Clearly, different men react differently to events; how they react is what matters.

Thus, it is absurd to the point of lunacy to assume that electing Kerry will force him to take terrorism seriously. If we were to assume that, what is the point of voting for a president? For that matter, what is the point of having an election at all? We can just put 50 people in a circle, spin a bottle, and put in charge whomever the bottle points to. After all, current events would compel him or her to approach the War on Terror with grave concern.

THE QUESTION THAT MUST be addressed is, will Kerry and the Democrats take it seriously? Kerry has shown a completely unserious attitude, voting for the Iraq war when it was convenient, and then voting against the $87 billion for our troops when he faced the upstart Howard Dean. He tells us in August that he still would have voted to authorize the use of force in Iraq, and then in September tells us that it is “the wrong war, in the wrong place, at the wrong time.” He is a man who tells the New York Times that 9/11 didn’t change him at all. He is so lacking in seriousness, that his acceptance speech at the Democratic convention did not even use the word “terrorism”

Then there is the Democratic base, much of which is anti-war, some of it ferociously so. What if stabilizing Iraq means American troops will have to be there beyond 2008? What if negotiations with the Iranians over their nuclear facilities prove futile, and Kerry is faced with the choice of using missile attacks and bombing raids? In those instances, he will risk alienating part of his base if he makes decisions they do not like. Do we really want to trust him with such decisions when he can’t stand up to his base on a much easier decision like funding the troops?

On the other hand there is President Bush, who has shown that he is very serious about fighting the War on Terror and the Iraq War. Yes, he has made mistakes, such as not being more aggressive in Fallujah. But I see much of the criticism as Monday-morning quarterbacking.
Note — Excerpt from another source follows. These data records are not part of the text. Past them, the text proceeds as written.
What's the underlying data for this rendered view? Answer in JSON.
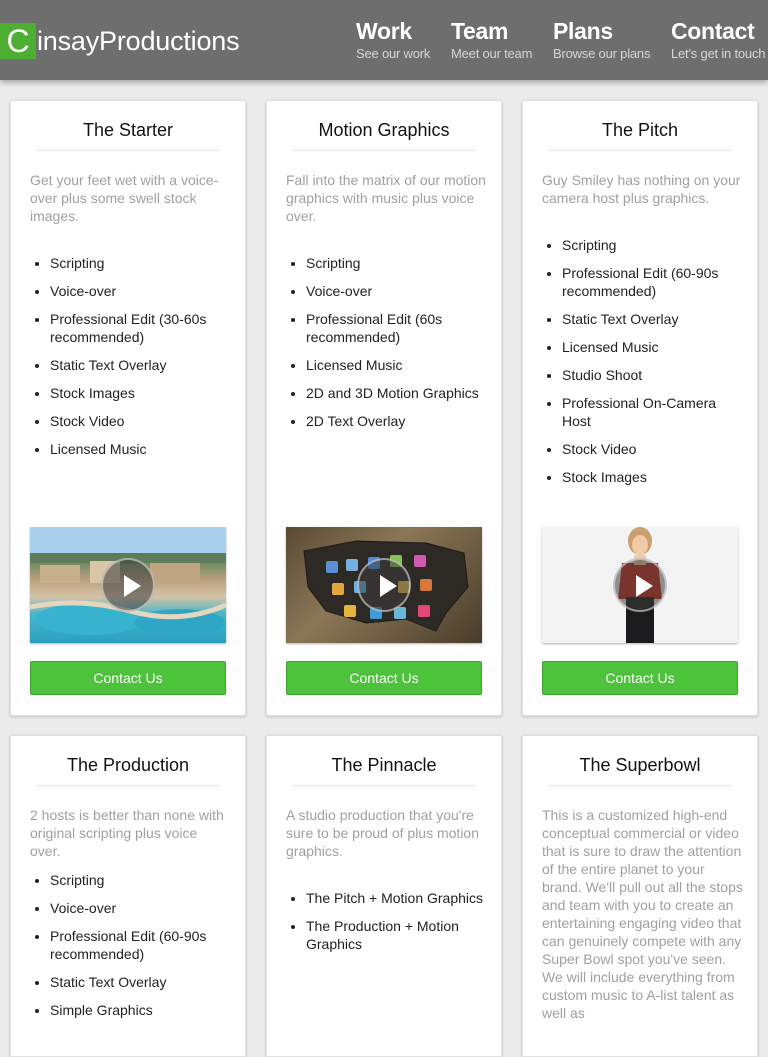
{
  "header": {
    "logo_letter": "C",
    "logo_text": "insayProductions",
    "nav": [
      {
        "label": "Work",
        "sub": "See our work"
      },
      {
        "label": "Team",
        "sub": "Meet our team"
      },
      {
        "label": "Plans",
        "sub": "Browse our plans"
      },
      {
        "label": "Contact",
        "sub": "Let's get in touch"
      }
    ]
  },
  "cards": [
    {
      "title": "The Starter",
      "description": "Get your feet wet with a voice-over plus some swell stock images.",
      "features": [
        "Scripting",
        "Voice-over",
        "Professional Edit (30-60s recommended)",
        "Static Text Overlay",
        "Stock Images",
        "Stock Video",
        "Licensed Music"
      ],
      "button": "Contact Us"
    },
    {
      "title": "Motion Graphics",
      "description": "Fall into the matrix of our motion graphics with music plus voice over.",
      "features": [
        "Scripting",
        "Voice-over",
        "Professional Edit (60s recommended)",
        "Licensed Music",
        "2D and 3D Motion Graphics",
        "2D Text Overlay"
      ],
      "button": "Contact Us"
    },
    {
      "title": "The Pitch",
      "description": "Guy Smiley has nothing on your camera host plus graphics.",
      "features": [
        "Scripting",
        "Professional Edit (60-90s recommended)",
        "Static Text Overlay",
        "Licensed Music",
        "Studio Shoot",
        "Professional On-Camera Host",
        "Stock Video",
        "Stock Images"
      ],
      "button": "Contact Us"
    },
    {
      "title": "The Production",
      "description": "2 hosts is better than none with original scripting plus voice over.",
      "features": [
        "Scripting",
        "Voice-over",
        "Professional Edit (60-90s recommended)",
        "Static Text Overlay",
        "Simple Graphics"
      ]
    },
    {
      "title": "The Pinnacle",
      "description": "A studio production that you're sure to be proud of plus motion graphics.",
      "features": [
        "The Pitch + Motion Graphics",
        "The Production + Motion Graphics"
      ]
    },
    {
      "title": "The Superbowl",
      "description": "This is a customized high-end conceptual commercial or video that is sure to draw the attention of the entire planet to your brand. We'll pull out all the stops and team with you to create an entertaining engaging video that can genuinely compete with any Super Bowl spot you've seen. We will include everything from custom music to A-list talent as well as"
    }
  ],
  "colors": {
    "header_bg": "#6e6e6e",
    "logo_green": "#4caf32",
    "button_green": "#4cc33a",
    "page_bg": "#ececec"
  }
}
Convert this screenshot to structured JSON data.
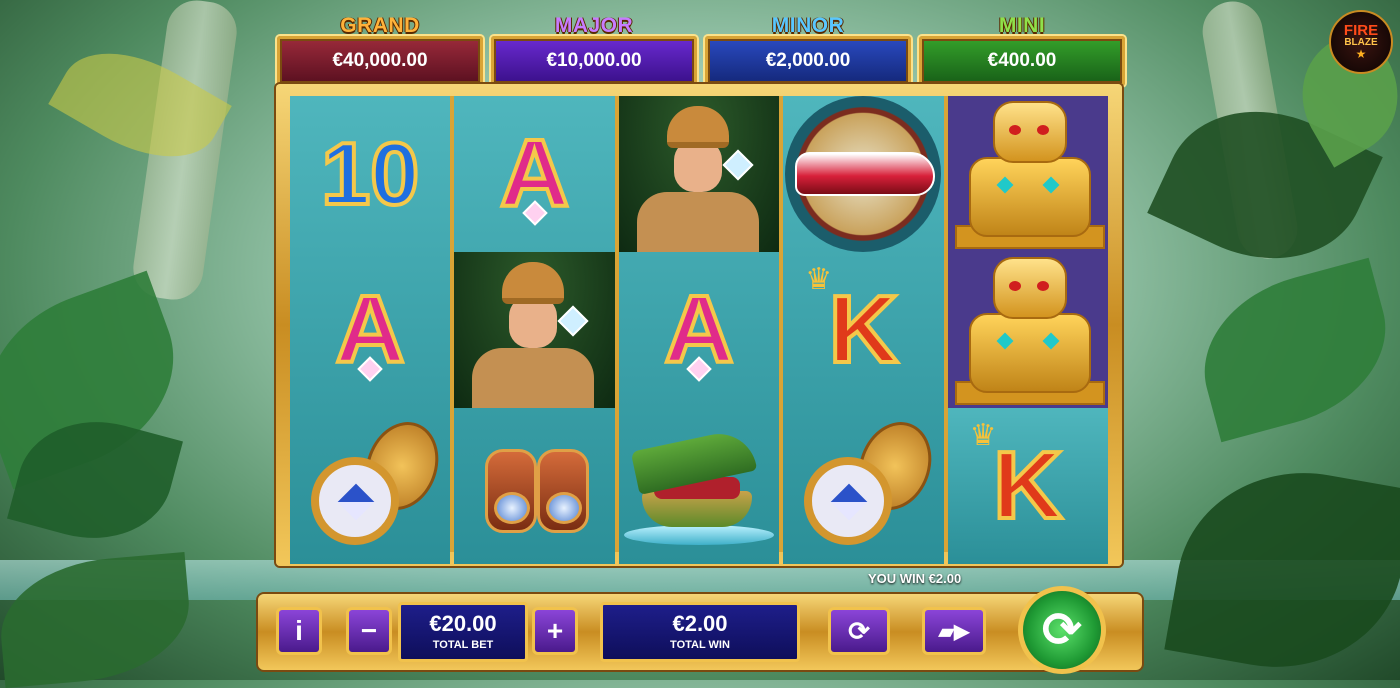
{
  "brand": {
    "line1": "FIRE",
    "line2": "BLAZE"
  },
  "jackpots": [
    {
      "name": "GRAND",
      "value": "€40,000.00",
      "title_color": "#ffb23a",
      "box_color": "#7a1e2e"
    },
    {
      "name": "MAJOR",
      "value": "€10,000.00",
      "title_color": "#c77cff",
      "box_color": "#4a1a9a"
    },
    {
      "name": "MINOR",
      "value": "€2,000.00",
      "title_color": "#59c7ff",
      "box_color": "#1f3f9a"
    },
    {
      "name": "MINI",
      "value": "€400.00",
      "title_color": "#8fe04a",
      "box_color": "#2a7a22"
    }
  ],
  "reels": [
    [
      "10",
      "A",
      "compass"
    ],
    [
      "A",
      "explorer",
      "binoculars"
    ],
    [
      "explorer",
      "A",
      "crocodile"
    ],
    [
      "compass-rose",
      "K",
      "compass"
    ],
    [
      "idol",
      "idol",
      "K"
    ]
  ],
  "win_message": "YOU WIN €2.00",
  "controls": {
    "info_label": "i",
    "minus_label": "−",
    "plus_label": "+",
    "total_bet": {
      "value": "€20.00",
      "label": "TOTAL BET"
    },
    "total_win": {
      "value": "€2.00",
      "label": "TOTAL WIN"
    },
    "autoplay_icon": "repeat-icon",
    "turbo_icon": "fast-forward-icon",
    "spin_icon": "spin-icon"
  },
  "colors": {
    "frame_gold": "#d9a436",
    "reel_bg": "#3aa3ab",
    "button_purple": "#6a2fb0",
    "spin_green": "#1f9a34"
  }
}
War is the most hazardous of all human activities, one in which leaders are going to make numerous errors. The standards much of the media and the political left now apply to the war are empty of any sense of perspective. Had such standards represented the zeitgeist of the 1940s, D-Day would have been dismissed as a fiasco, and the Pacific theater dubbed a quagmire.

Indeed, it amazes me that people aren’t taking the arguments of Sullivan and Hitchens with a big grain of salt. One is clearly alienated by Bush on the issue of gay marriage, and the other has long been a man of the left. Ultimately, it comes down to this: Does it make any sense to choose a candidate who you hope will be forced by events to take the War on Terror seriously over a president who has already shown that he does? Hope is not a strategy.